When collaborative practice first surfaced in Toronto and the GTA around the turn of the century many lawyers struggled to understand the difference between a less adversarial model in comparison to litigation where couples resolved their conflicts in a court of law. Instead, the collaborative approach allowed couples to explore resolutions they thought were the most beneficial to their own families while having their lawyers present to ensure the outcome worked towards a balanced agreement and that the clients didn’t give away much more than the family law model suggested. These agreements tended to be less challenged as the clients worked in a more self-determined process and the hostility that litigation left parents with after the ink on the Separation Agreement was dry was mitigated by a much less adversarial process. A clear option for more healthier families after all was said and done.
As lawyers grappled with understanding the paradigm shift that the collaborate approach offered the cases tended to be unidisciplinary. As experience and confidence grew within their own profession it became clear that, in some cases, other professionals added value to the process and thus, the multidisciplinary team model began to surface. It wasn’t long after that the interdisciplinary and transdisciplinary collaborative team models came to be as each professional began to understand, more fully, what the other divorce professionals had to offer.
I know collaborative lawyers, for example, that will not work on a case unless the clients see a family professional first. Why? It offers some insight as to how to work towards resolution if there is some family dynamic that has to be considered. Often, lawyers do not understand the full financial affect of what it is they are negotiating. Why? They don’t project their client’s financial outcomes or the effects of potential financial resolution options at the time of negotiation. How will this financial decision affect the family in ten years or twenty years time? Often, armed with this knowledge, negotiations can be tailored to address the spouses financial concerns in a much more comprehensive fashion.
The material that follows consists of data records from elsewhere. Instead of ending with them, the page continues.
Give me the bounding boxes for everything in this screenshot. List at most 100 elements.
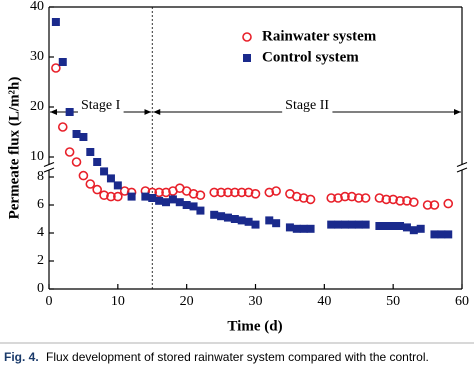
data-point: [361, 220, 370, 229]
stage-label-bg: [282, 110, 333, 114]
data-point: [340, 191, 350, 202]
y-tick-label: 10: [30, 149, 44, 164]
data-point: [51, 18, 60, 26]
data-point: [141, 192, 150, 201]
data-point: [217, 212, 226, 221]
legend-marker: [243, 54, 251, 62]
data-point: [285, 223, 294, 232]
axis-break: [43, 161, 55, 168]
data-point: [196, 206, 205, 215]
data-point: [237, 216, 246, 225]
x-tick-label: 40: [317, 294, 331, 309]
data-point: [210, 210, 219, 219]
y-tick-label: 8: [37, 169, 44, 184]
x-axis-label: Time (d): [227, 318, 282, 334]
data-point: [92, 184, 102, 195]
data-point: [230, 187, 240, 198]
data-point: [298, 193, 309, 203]
data-point: [333, 193, 343, 203]
data-point: [340, 220, 349, 229]
data-point: [437, 230, 446, 239]
data-point: [389, 222, 398, 230]
data-point: [271, 186, 281, 196]
stage-label: Stage I: [81, 98, 121, 113]
data-point: [375, 222, 384, 230]
x-tick-label: 0: [46, 294, 53, 309]
data-point: [106, 174, 115, 183]
data-point: [175, 198, 184, 207]
data-point: [354, 220, 363, 229]
data-point: [100, 167, 109, 176]
x-tick-label: 50: [386, 294, 400, 309]
caption: Fig. 4. Flux development of stored rainw…: [4, 350, 429, 364]
data-point: [272, 219, 281, 228]
data-point: [299, 224, 308, 233]
data-point: [78, 170, 89, 181]
data-point: [360, 193, 371, 203]
stage-label-bg: [77, 110, 124, 114]
data-point: [195, 190, 206, 200]
x-tick-label: 10: [111, 294, 125, 309]
data-point: [161, 187, 171, 198]
y-tick-label: 6: [37, 197, 44, 212]
data-point: [388, 194, 398, 205]
x-tick-label: 30: [249, 294, 263, 309]
data-point: [65, 108, 74, 116]
data-point: [327, 220, 336, 229]
data-point: [148, 194, 157, 202]
data-point: [223, 213, 232, 222]
data-point: [430, 230, 439, 239]
data-point: [85, 179, 96, 189]
data-point: [347, 191, 357, 202]
data-point: [265, 216, 274, 225]
data-point: [72, 130, 81, 138]
data-point: [326, 193, 337, 203]
data-point: [244, 217, 253, 226]
data-point: [291, 191, 302, 202]
y-tick-label: 0: [37, 281, 44, 296]
y-tick-label: 4: [37, 225, 44, 240]
data-point: [243, 187, 254, 198]
data-point: [306, 224, 315, 233]
data-point: [155, 196, 164, 205]
data-point: [443, 198, 454, 209]
legend-marker: [242, 32, 252, 42]
data-point: [119, 186, 130, 196]
data-point: [216, 187, 226, 198]
x-tick-label: 60: [455, 294, 469, 309]
stage-label: Stage II: [285, 98, 329, 113]
data-point: [162, 198, 171, 207]
data-point: [106, 191, 116, 202]
data-point: [353, 193, 364, 203]
data-point: [230, 215, 239, 223]
data-point: [127, 192, 136, 201]
axis-break: [43, 167, 55, 173]
y-tick-label: 30: [30, 49, 44, 64]
y-axis-label: Permeate flux (L/m²h): [6, 77, 22, 220]
data-point: [409, 226, 418, 235]
axis-break: [456, 161, 468, 168]
data-point: [374, 193, 385, 203]
data-point: [347, 220, 356, 229]
data-point: [402, 223, 411, 232]
data-point: [402, 196, 412, 206]
data-point: [57, 122, 68, 132]
y-tick-label: 2: [37, 253, 44, 268]
data-point: [292, 224, 301, 233]
data-point: [416, 224, 425, 233]
data-point: [396, 222, 405, 230]
data-point: [250, 189, 261, 199]
data-point: [86, 148, 95, 156]
data-point: [79, 133, 88, 141]
data-point: [381, 194, 392, 205]
data-point: [189, 202, 198, 211]
data-point: [236, 187, 247, 198]
data-point: [188, 189, 199, 199]
data-point: [113, 191, 123, 202]
data-point: [305, 194, 316, 205]
data-point: [51, 63, 61, 73]
data-point: [93, 158, 102, 166]
y-tick-label: 40: [30, 0, 44, 14]
data-point: [422, 200, 433, 210]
In his article, Direnfeld offers some guidance as to how the collaboration team models should be taken into account. At my Collaborative Practice Group in Peel/Halton it was suggested that the process was client driven and that we, as divorce professionals, couldn’t push clients into one of these four process categories. But Direnfeld explains that there is movement and fluidity between the models. They are meant to give guidance of how the collaborative team approach has evolved (and how it continues to evolve) as we strive to meet our client’s needs on a case by case basis.
At my Small Practice Group in Toronto we discussed the need for confidentiality in the collaborative team approach. As an example, clients could tell the financial professional something that the legal team isn’t aware of. Should it be shared with the collaborative team? As a financial divorce professional my clients will often tell me personal wishes that don’t have much to do with the property division negotiation. A client may wish to take their children on a European vacation in 3 years at a total cost of $15,000. Is that something that the legal team needs to know to negotiate a settlement? What if that client doesn’t want their spouse to know that is what they are thinking in fear it might be disclosed to the children before the ability to meet this wish is calculated? Still, as a financial professional I am going to put that expense in the final projection so the client has a ‘real life’ financial plan in their hands but does the collaborative team need to know? What really needs to be known to the collaborative team and is it my responsibility as a Financial Divorce Specialist to determine what is important to disclose and what isn’t? What happens if a client asks me not to tell the collaborative team something that is very important to the negotiation?
Some lawyers don’t feel comfortable offering to bring in other professionals into the negotiation because they fear that clients will see a perceived increase in cost. More experienced collaborative lawyers understand the more comprehensive solution that non-legal professionals bring to the table. As Direnfeld states in the article, “Other lawyers believe that cost is mitigated by the value-add of the other team members and the likelihood of an improved process and outcome. Cost / benefit outcome research is not available and hence decisions tend to be argued on the basis of anecdotal information and the value the respective lawyer places on each model by virtue of their training or experience. However, many believe that as the legal community fully comes to appreciate the value and power of ever evolving team models, the “sell” will fall away to a notion of “standard operating procedures” where working in fulsome teams will be taken for granted and hence unchallenged.” Many experienced collaborative professionals adhere to the team approach as standard due to the more comprehensive settlements that the collaborative team model allows thereby providing settlements that are fine-tuned and tailored to the family dynamics both now and in the future.
My question, however, is “What is the risk of working in a unidisciplinary model when the clients need a (family or financial professional) team approach and it’s not offered by the legal professionals?” “Does the influence of the external professionals, who are not involved in the collaborative team model approach, increase the risk of negatively affecting process and potential resolution?”